Tomorrowland Never Dies
Handy, Bruce. “Tomorrowland Never Dies.” Vanity Fair, March 2000: -, “Society” section.
”By the future,” HB means “an imagined destination, a vision, as opposed to the eventuality that rolls around whether we want it to or not” (116). “Until the 60s, America’s visions of the future were optimistic, unironic, and really pretty cool. Well, that future has more or less arrived, and what we’re left with is a nostalgia for those space-age mid-century dreams—the semi-kitsch echoes of Tomorrowland, The Jetsons, and the 1939 New York World’s Fair” (summary under title on first page of essay). Usefully contrast Walt Disney’s Tomorrowland and its DisneyCorp successor, which incorporates elements of Buck Rogers, Tim Burton’s BATMAN, STAR WARSJules Verne’s and Disney’s 20,000 Leagues Under the Sea (114).

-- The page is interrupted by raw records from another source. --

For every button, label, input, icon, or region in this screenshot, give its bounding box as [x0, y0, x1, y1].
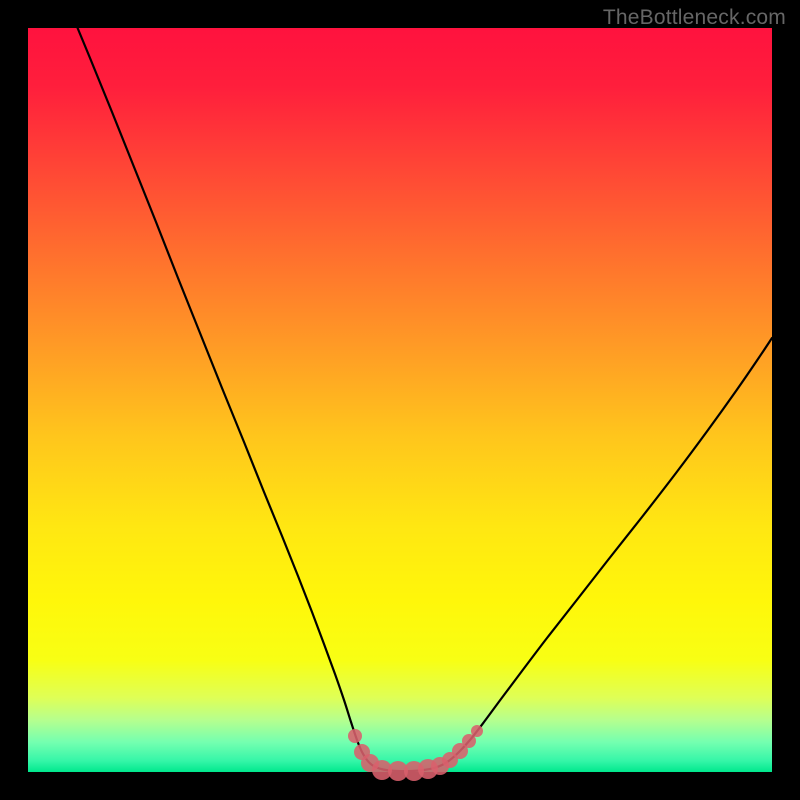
- watermark-text: TheBottleneck.com: [603, 6, 786, 30]
- bottleneck-chart: [0, 0, 800, 800]
- valley-marker: [471, 725, 483, 737]
- gradient-plot-background: [28, 28, 772, 772]
- valley-marker: [348, 729, 362, 743]
- chart-container: TheBottleneck.com: [0, 0, 800, 800]
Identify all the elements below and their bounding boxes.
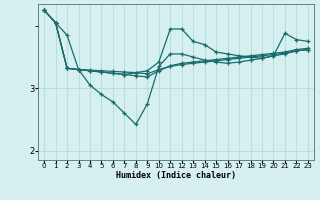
X-axis label: Humidex (Indice chaleur): Humidex (Indice chaleur) <box>116 171 236 180</box>
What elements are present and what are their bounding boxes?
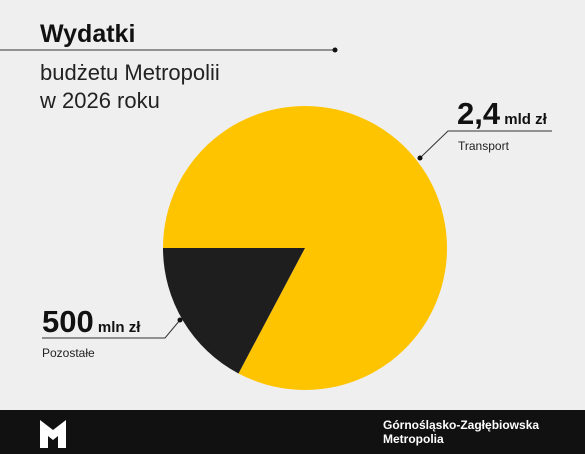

Other useful contrasts: The futuristic General Motors Futurama vision of America in 1960 vs. Matt Groening’s retro-futuristic Futurama show on Fox TV (q.v., under Drama); METROPOLIS vs. STAR WARS as a kind of transitional work, and more so BLADE RUNNER, “the Birth of a Nation of retro-futurism.” See pp. 122-23 of this essay for GATTACA, FIFTH ELEMEN], THE BICENTENNIAL MAN (1999 film), BRAZIL, the MAD MAX series, THE MATRIX, 12 MONKEYS, SLEEPER, THINGS TO COME, TRON (1982) the new VW Beetle, the iMac computer design as based on The JETSONS, and the Encounter Restaurant, “the quintessential Southern California restaurant of the 1990s,” which turned “an authentically forward-looking work into a phony version of what it already was (122-23; films listed under Drama). See for retro-futurism’s appeal in the Jetsonian “comforting portrayal of the future that’s nostalgic” and “The difference between genuine futurism and retro-futurism” as “the difference between what the future once man to people and what it doesn’t mean now”—which, we add, seems very important for Modernism vs. postmodernism as styles and world-views. CAUTION: Except insofar as “The child is father to the man,” the Bruce Willis character in 12 MONKEYS doesn’t turn “out to be his own father”—or, not unless we missed something important in the film (122).